6. The network nonduplication and syndicated exclusivity rules do not establish exclusive rights; rather, they establish an enforcement mechanism for rights privately negotiated. Indeed, in some ways, the rules are more limited in scope than what may be privately negotiated, because they recognize exclusivity only within a specified geographic area and contain exceptions for significantly viewed signals. Further, exclusive retransmission consent agreements are prohibited. How should this affect our analysis of proposals to modify these rules? How are nonduplication and syndicated exclusivity different from the exclusive rights or other arrangements enjoyed by other programmers and/or MVPDs (e.g., DIRECTV’s NFL Sunday Ticket)? Should the Commission examine other exclusive arrangements as well?

7. Although information about television broadcast station ownership and operations is readily available from FCC electronic databases, there is a comparative dearth of information about MVPD ownership, operations and geographic coverage.
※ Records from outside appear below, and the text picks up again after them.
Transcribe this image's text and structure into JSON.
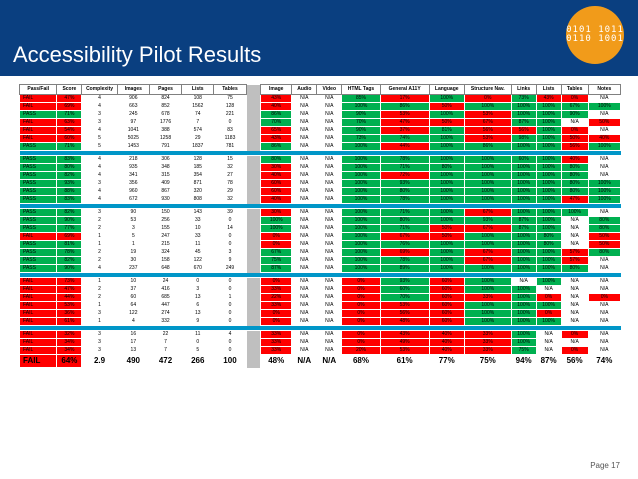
{
  "title": "Accessibility Pilot Results",
  "logo_text": "0101 1011 0110 1001",
  "page": "Page 17",
  "colors": {
    "pass": "#00b050",
    "fail": "#ff0000",
    "header": "#0a3f80",
    "separator": "#0096c8"
  },
  "columns": [
    "Pass/Fail",
    "Score",
    "Complexity",
    "Images",
    "Pages",
    "Lists",
    "Tables",
    "",
    "Image",
    "Audio",
    "Video",
    "HTML Tags",
    "General A11Y",
    "Language",
    "Structure Nav.",
    "Links",
    "Lists",
    "Tables",
    "Notes"
  ],
  "rows": [
    {
      "c": [
        "FAIL",
        "47%",
        "4",
        "906",
        "824",
        "108",
        "75",
        "",
        "43%",
        "N/A",
        "N/A",
        "85%",
        "17%",
        "100%",
        "0%",
        "73%",
        "43%",
        "0%",
        "N/A"
      ],
      "k": [
        "r",
        "r",
        "",
        "",
        "",
        "",
        "",
        "gap",
        "r",
        "",
        "",
        "g",
        "r",
        "g",
        "r",
        "g",
        "r",
        "r",
        ""
      ]
    },
    {
      "c": [
        "FAIL",
        "69%",
        "4",
        "663",
        "852",
        "1562",
        "128",
        "",
        "40%",
        "N/A",
        "N/A",
        "100%",
        "86%",
        "50%",
        "100%",
        "100%",
        "100%",
        "67%",
        "100%"
      ],
      "k": [
        "r",
        "r",
        "",
        "",
        "",
        "",
        "",
        "gap",
        "r",
        "",
        "",
        "g",
        "g",
        "r",
        "g",
        "g",
        "g",
        "g",
        "g"
      ]
    },
    {
      "c": [
        "PASS",
        "71%",
        "3",
        "245",
        "678",
        "74",
        "221",
        "",
        "86%",
        "N/A",
        "N/A",
        "90%",
        "53%",
        "100%",
        "53%",
        "100%",
        "100%",
        "90%",
        "N/A"
      ],
      "k": [
        "g",
        "g",
        "",
        "",
        "",
        "",
        "",
        "gap",
        "g",
        "",
        "",
        "g",
        "r",
        "g",
        "r",
        "g",
        "g",
        "g",
        ""
      ]
    },
    {
      "c": [
        "FAIL",
        "63%",
        "3",
        "97",
        "1776",
        "7",
        "0",
        "",
        "70%",
        "N/A",
        "N/A",
        "70%",
        "47%",
        "50%",
        "67%",
        "87%",
        "100%",
        "N/A",
        "50%"
      ],
      "k": [
        "r",
        "r",
        "",
        "",
        "",
        "",
        "",
        "gap",
        "g",
        "",
        "",
        "g",
        "r",
        "r",
        "r",
        "g",
        "g",
        "",
        "r"
      ]
    },
    {
      "c": [
        "FAIL",
        "54%",
        "4",
        "1041",
        "388",
        "574",
        "83",
        "",
        "65%",
        "N/A",
        "N/A",
        "90%",
        "37%",
        "81%",
        "56%",
        "56%",
        "100%",
        "0%",
        "N/A"
      ],
      "k": [
        "r",
        "r",
        "",
        "",
        "",
        "",
        "",
        "gap",
        "r",
        "",
        "",
        "g",
        "r",
        "g",
        "r",
        "r",
        "g",
        "r",
        ""
      ]
    },
    {
      "c": [
        "FAIL",
        "60%",
        "5",
        "5025",
        "1258",
        "29",
        "1183",
        "",
        "43%",
        "N/A",
        "N/A",
        "73%",
        "74%",
        "100%",
        "53%",
        "98%",
        "100%",
        "50%",
        "40%"
      ],
      "k": [
        "r",
        "r",
        "",
        "",
        "",
        "",
        "",
        "gap",
        "r",
        "",
        "",
        "g",
        "g",
        "g",
        "r",
        "g",
        "g",
        "r",
        "r"
      ]
    },
    {
      "c": [
        "PASS",
        "71%",
        "5",
        "1453",
        "791",
        "1837",
        "781",
        "",
        "86%",
        "N/A",
        "N/A",
        "100%",
        "44%",
        "100%",
        "86%",
        "100%",
        "100%",
        "56%",
        "100%"
      ],
      "k": [
        "g",
        "g",
        "",
        "",
        "",
        "",
        "",
        "gap",
        "g",
        "",
        "",
        "g",
        "r",
        "g",
        "g",
        "g",
        "g",
        "r",
        "g"
      ]
    },
    {
      "sep": true
    },
    {
      "c": [
        "PASS",
        "83%",
        "4",
        "218",
        "306",
        "128",
        "15",
        "",
        "80%",
        "N/A",
        "N/A",
        "100%",
        "78%",
        "100%",
        "100%",
        "60%",
        "100%",
        "40%",
        "N/A"
      ],
      "k": [
        "g",
        "g",
        "",
        "",
        "",
        "",
        "",
        "gap",
        "g",
        "",
        "",
        "g",
        "g",
        "g",
        "g",
        "g",
        "g",
        "r",
        ""
      ]
    },
    {
      "c": [
        "PASS",
        "80%",
        "4",
        "935",
        "348",
        "185",
        "32",
        "",
        "30%",
        "N/A",
        "N/A",
        "100%",
        "71%",
        "80%",
        "100%",
        "100%",
        "100%",
        "80%",
        "N/A"
      ],
      "k": [
        "g",
        "g",
        "",
        "",
        "",
        "",
        "",
        "gap",
        "r",
        "",
        "",
        "g",
        "g",
        "g",
        "g",
        "g",
        "g",
        "g",
        ""
      ]
    },
    {
      "c": [
        "PASS",
        "82%",
        "4",
        "341",
        "315",
        "354",
        "27",
        "",
        "40%",
        "N/A",
        "N/A",
        "100%",
        "72%",
        "100%",
        "100%",
        "100%",
        "100%",
        "80%",
        "N/A"
      ],
      "k": [
        "g",
        "g",
        "",
        "",
        "",
        "",
        "",
        "gap",
        "r",
        "",
        "",
        "g",
        "r",
        "g",
        "g",
        "g",
        "g",
        "g",
        ""
      ]
    },
    {
      "c": [
        "PASS",
        "93%",
        "3",
        "356",
        "409",
        "871",
        "78",
        "",
        "60%",
        "N/A",
        "N/A",
        "100%",
        "93%",
        "100%",
        "100%",
        "100%",
        "100%",
        "80%",
        "100%"
      ],
      "k": [
        "g",
        "g",
        "",
        "",
        "",
        "",
        "",
        "gap",
        "r",
        "",
        "",
        "g",
        "g",
        "g",
        "g",
        "g",
        "g",
        "g",
        "g"
      ]
    },
    {
      "c": [
        "PASS",
        "88%",
        "4",
        "960",
        "867",
        "320",
        "29",
        "",
        "60%",
        "N/A",
        "N/A",
        "100%",
        "80%",
        "100%",
        "100%",
        "100%",
        "100%",
        "80%",
        "100%"
      ],
      "k": [
        "g",
        "g",
        "",
        "",
        "",
        "",
        "",
        "gap",
        "r",
        "",
        "",
        "g",
        "g",
        "g",
        "g",
        "g",
        "g",
        "g",
        "g"
      ]
    },
    {
      "c": [
        "PASS",
        "83%",
        "4",
        "672",
        "930",
        "808",
        "32",
        "",
        "40%",
        "N/A",
        "N/A",
        "100%",
        "78%",
        "100%",
        "100%",
        "100%",
        "100%",
        "47%",
        "100%"
      ],
      "k": [
        "g",
        "g",
        "",
        "",
        "",
        "",
        "",
        "gap",
        "r",
        "",
        "",
        "g",
        "g",
        "g",
        "g",
        "g",
        "g",
        "r",
        "g"
      ]
    },
    {
      "sep": true
    },
    {
      "c": [
        "PASS",
        "82%",
        "3",
        "90",
        "150",
        "143",
        "39",
        "",
        "30%",
        "N/A",
        "N/A",
        "100%",
        "71%",
        "100%",
        "67%",
        "100%",
        "100%",
        "100%",
        "N/A"
      ],
      "k": [
        "g",
        "g",
        "",
        "",
        "",
        "",
        "",
        "gap",
        "r",
        "",
        "",
        "g",
        "g",
        "g",
        "r",
        "g",
        "g",
        "g",
        ""
      ]
    },
    {
      "c": [
        "PASS",
        "90%",
        "2",
        "53",
        "256",
        "33",
        "0",
        "",
        "100%",
        "N/A",
        "N/A",
        "100%",
        "80%",
        "100%",
        "93%",
        "87%",
        "100%",
        "N/A",
        "80%"
      ],
      "k": [
        "g",
        "g",
        "",
        "",
        "",
        "",
        "",
        "gap",
        "g",
        "",
        "",
        "g",
        "g",
        "g",
        "g",
        "g",
        "g",
        "",
        "g"
      ]
    },
    {
      "c": [
        "PASS",
        "77%",
        "2",
        "3",
        "155",
        "10",
        "14",
        "",
        "100%",
        "N/A",
        "N/A",
        "100%",
        "71%",
        "50%",
        "67%",
        "87%",
        "100%",
        "N/A",
        "80%"
      ],
      "k": [
        "g",
        "g",
        "",
        "",
        "",
        "",
        "",
        "gap",
        "g",
        "",
        "",
        "g",
        "g",
        "r",
        "r",
        "g",
        "g",
        "",
        "g"
      ]
    },
    {
      "c": [
        "FAIL",
        "69%",
        "1",
        "5",
        "247",
        "33",
        "0",
        "",
        "0%",
        "N/A",
        "N/A",
        "100%",
        "67%",
        "50%",
        "100%",
        "100%",
        "80%",
        "N/A",
        "50%"
      ],
      "k": [
        "r",
        "r",
        "",
        "",
        "",
        "",
        "",
        "gap",
        "r",
        "",
        "",
        "g",
        "r",
        "r",
        "g",
        "g",
        "g",
        "",
        "r"
      ]
    },
    {
      "c": [
        "PASS",
        "81%",
        "1",
        "1",
        "215",
        "11",
        "0",
        "",
        "0%",
        "N/A",
        "N/A",
        "100%",
        "76%",
        "100%",
        "100%",
        "100%",
        "80%",
        "N/A",
        "50%"
      ],
      "k": [
        "g",
        "g",
        "",
        "",
        "",
        "",
        "",
        "gap",
        "r",
        "",
        "",
        "g",
        "g",
        "g",
        "g",
        "g",
        "g",
        "",
        "r"
      ]
    },
    {
      "c": [
        "PASS",
        "78%",
        "2",
        "19",
        "324",
        "45",
        "3",
        "",
        "67%",
        "N/A",
        "N/A",
        "100%",
        "69%",
        "100%",
        "67%",
        "100%",
        "100%",
        "57%",
        "80%"
      ],
      "k": [
        "g",
        "g",
        "",
        "",
        "",
        "",
        "",
        "gap",
        "g",
        "",
        "",
        "g",
        "r",
        "g",
        "r",
        "g",
        "g",
        "r",
        "g"
      ]
    },
    {
      "c": [
        "PASS",
        "82%",
        "2",
        "30",
        "158",
        "122",
        "9",
        "",
        "75%",
        "N/A",
        "N/A",
        "100%",
        "78%",
        "100%",
        "67%",
        "100%",
        "100%",
        "57%",
        "N/A"
      ],
      "k": [
        "g",
        "g",
        "",
        "",
        "",
        "",
        "",
        "gap",
        "g",
        "",
        "",
        "g",
        "g",
        "g",
        "r",
        "g",
        "g",
        "r",
        ""
      ]
    },
    {
      "c": [
        "PASS",
        "90%",
        "4",
        "237",
        "648",
        "670",
        "249",
        "",
        "87%",
        "N/A",
        "N/A",
        "100%",
        "89%",
        "100%",
        "100%",
        "100%",
        "100%",
        "80%",
        "N/A"
      ],
      "k": [
        "g",
        "g",
        "",
        "",
        "",
        "",
        "",
        "gap",
        "g",
        "",
        "",
        "g",
        "g",
        "g",
        "g",
        "g",
        "g",
        "g",
        ""
      ]
    },
    {
      "sep": true
    },
    {
      "c": [
        "FAIL",
        "73%",
        "1",
        "10",
        "24",
        "0",
        "0",
        "",
        "0%",
        "N/A",
        "N/A",
        "0%",
        "93%",
        "60%",
        "100%",
        "N/A",
        "100%",
        "N/A",
        "N/A"
      ],
      "k": [
        "r",
        "r",
        "",
        "",
        "",
        "",
        "",
        "gap",
        "r",
        "",
        "",
        "r",
        "g",
        "r",
        "g",
        "",
        "g",
        "",
        ""
      ]
    },
    {
      "c": [
        "FAIL",
        "47%",
        "2",
        "37",
        "416",
        "3",
        "0",
        "",
        "33%",
        "N/A",
        "N/A",
        "0%",
        "60%",
        "60%",
        "100%",
        "100%",
        "N/A",
        "N/A",
        "N/A"
      ],
      "k": [
        "r",
        "r",
        "",
        "",
        "",
        "",
        "",
        "gap",
        "r",
        "",
        "",
        "r",
        "g",
        "r",
        "g",
        "g",
        "",
        "",
        ""
      ]
    },
    {
      "c": [
        "FAIL",
        "44%",
        "2",
        "60",
        "685",
        "13",
        "1",
        "",
        "22%",
        "N/A",
        "N/A",
        "0%",
        "70%",
        "60%",
        "33%",
        "100%",
        "0%",
        "N/A",
        "0%"
      ],
      "k": [
        "r",
        "r",
        "",
        "",
        "",
        "",
        "",
        "gap",
        "r",
        "",
        "",
        "r",
        "g",
        "r",
        "r",
        "g",
        "r",
        "",
        "r"
      ]
    },
    {
      "c": [
        "FAIL",
        "53%",
        "1",
        "64",
        "447",
        "6",
        "0",
        "",
        "33%",
        "N/A",
        "N/A",
        "0%",
        "53%",
        "60%",
        "100%",
        "100%",
        "100%",
        "N/A",
        "N/A"
      ],
      "k": [
        "r",
        "r",
        "",
        "",
        "",
        "",
        "",
        "gap",
        "r",
        "",
        "",
        "r",
        "r",
        "r",
        "g",
        "g",
        "g",
        "",
        ""
      ]
    },
    {
      "c": [
        "FAIL",
        "36%",
        "3",
        "122",
        "274",
        "13",
        "0",
        "",
        "0%",
        "N/A",
        "N/A",
        "0%",
        "56%",
        "60%",
        "100%",
        "100%",
        "0%",
        "N/A",
        "N/A"
      ],
      "k": [
        "r",
        "r",
        "",
        "",
        "",
        "",
        "",
        "gap",
        "r",
        "",
        "",
        "r",
        "r",
        "r",
        "g",
        "g",
        "r",
        "",
        ""
      ]
    },
    {
      "c": [
        "FAIL",
        "61%",
        "1",
        "4",
        "332",
        "9",
        "0",
        "",
        "0%",
        "N/A",
        "N/A",
        "0%",
        "48%",
        "60%",
        "100%",
        "100%",
        "100%",
        "N/A",
        "N/A"
      ],
      "k": [
        "r",
        "r",
        "",
        "",
        "",
        "",
        "",
        "gap",
        "r",
        "",
        "",
        "r",
        "r",
        "r",
        "g",
        "g",
        "g",
        "",
        ""
      ]
    },
    {
      "sep": true
    },
    {
      "c": [
        "FAIL",
        "32%",
        "3",
        "16",
        "22",
        "11",
        "4",
        "",
        "33%",
        "N/A",
        "N/A",
        "0%",
        "43%",
        "40%",
        "33%",
        "100%",
        "N/A",
        "0%",
        "N/A"
      ],
      "k": [
        "r",
        "r",
        "",
        "",
        "",
        "",
        "",
        "gap",
        "r",
        "",
        "",
        "r",
        "r",
        "r",
        "r",
        "g",
        "",
        "r",
        ""
      ]
    },
    {
      "c": [
        "FAIL",
        "34%",
        "3",
        "17",
        "7",
        "0",
        "0",
        "",
        "33%",
        "N/A",
        "N/A",
        "0%",
        "49%",
        "40%",
        "33%",
        "100%",
        "N/A",
        "N/A",
        "N/A"
      ],
      "k": [
        "r",
        "r",
        "",
        "",
        "",
        "",
        "",
        "gap",
        "r",
        "",
        "",
        "r",
        "r",
        "r",
        "r",
        "g",
        "",
        "",
        ""
      ]
    },
    {
      "c": [
        "FAIL",
        "34%",
        "3",
        "13",
        "7",
        "5",
        "0",
        "",
        "33%",
        "N/A",
        "N/A",
        "20%",
        "53%",
        "40%",
        "33%",
        "75%",
        "N/A",
        "0%",
        "N/A"
      ],
      "k": [
        "r",
        "r",
        "",
        "",
        "",
        "",
        "",
        "gap",
        "r",
        "",
        "",
        "r",
        "r",
        "r",
        "r",
        "g",
        "",
        "r",
        ""
      ]
    },
    {
      "last": true,
      "c": [
        "FAIL",
        "64%",
        "2.9",
        "490",
        "472",
        "266",
        "100",
        "",
        "48%",
        "N/A",
        "N/A",
        "68%",
        "61%",
        "77%",
        "75%",
        "94%",
        "87%",
        "56%",
        "74%"
      ],
      "k": [
        "r",
        "r",
        "",
        "",
        "",
        "",
        "",
        "gap",
        "",
        "",
        "",
        "",
        "",
        "",
        "",
        "",
        "",
        "",
        ""
      ]
    }
  ]
}
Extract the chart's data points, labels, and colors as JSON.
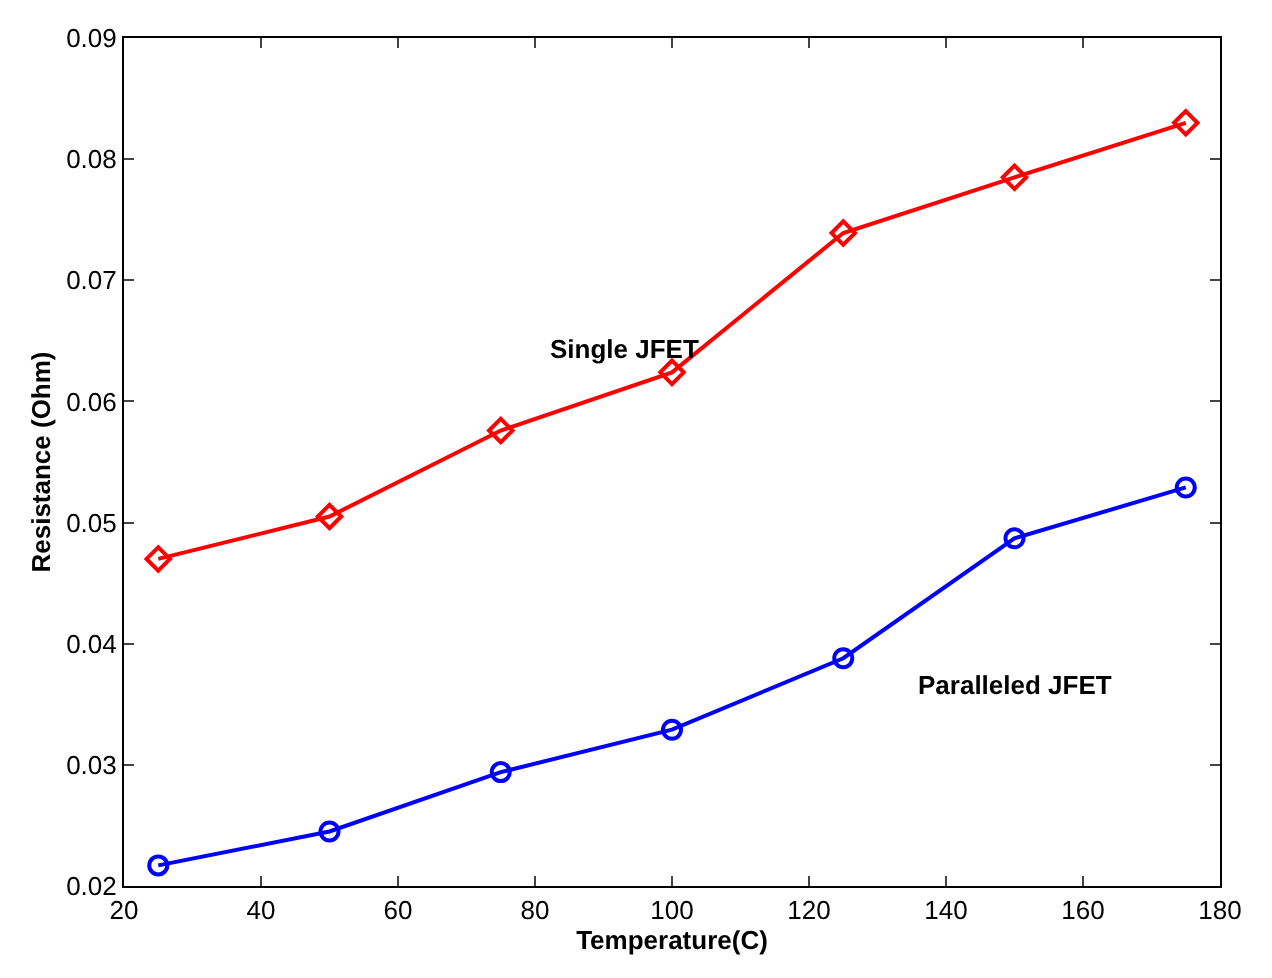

If stations are unable to learn relevant details about MVPD operations in their markets, they may face difficulties making timely must carry/retransmission consent elections. To ensure that broadcasters can comply with their statutory obligation to make a carriage election, should we require MVPDs to periodically file data on their ownership (including a mailing address for the receipt of election notices), operation, and geographic coverage? Would this promote efficiency in negotiations and help avoid delay in starting the negotiation process?

RBR-TVBR observation: If anything, there is a federal interest in tilting the field of play toward broadcasters. It is very much in the public interest to have strong local broadcasters, financially able to produce strong local content, for the purpose of providing local news and information on a daily basis, and for the purpose of providing critical emergency information when need arises.

Are MVPDs going to do this? We’ll be mighty surprised the day there is a local cable news channel, and one each from the big satellite services, serving places like Myrtle Beach SC, Casper WY and Jackson TN. But to the feds, anything less than that should be unacceptable.

The FCC must keep the importance of strong, financially healthy local broadcast television front of mind when delving into this issue. It shouldn’t be hard – while MVPDs have a laundry list of things they want from the government, broadcasters are asking for something simple – just leave the system alone.
Remove the tantalizing possibility that nervous politicians will thoughtlessly take the MVPD position on this matter and cow to their demands should give MVPDs much more incentive to bargain in good faith going forward.